What would happen if instead of the above scenario the paper boy arrives at your doorstep and delivers a null newspaper? You must receive the newspaper & assert that it is not null and decide to do some other activity, else your day ends abruptly because a null pointer is thrown when you tried to read the newspaper. Now let us not limit this to just newspaper, what about the need to worry about nulls every where? Would not you be driven crazy that you will have to worry about null mails, null phone calls, null water bottles?
This is what happens with many Java programmers where there is some point in their life they had dealt with a sticky, messy null pointer exception caused by some one who had made use of null for a boolean as a logic flow alternative to the true and false state. More worse is the SQL boolean data type having unknown and null as possible values.

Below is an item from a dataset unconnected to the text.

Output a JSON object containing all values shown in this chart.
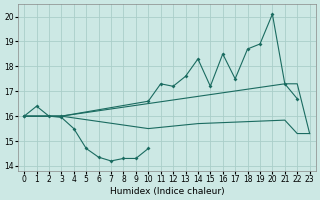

So much of code has been written with guard clauses to prevent these nasty null pointer exceptions from getting in and eventually cost 3 extra lines of code in almost all critical business logic methods. Lately I have seen a positive trend among peers in the way we treat nulls. I have seen many consiously avoiding nulls and replacing them with empty objects, Null object pattern or special instances to handle ambiguities. When we move to newer (I would say newly adopted) languages I believe null will cease to exist.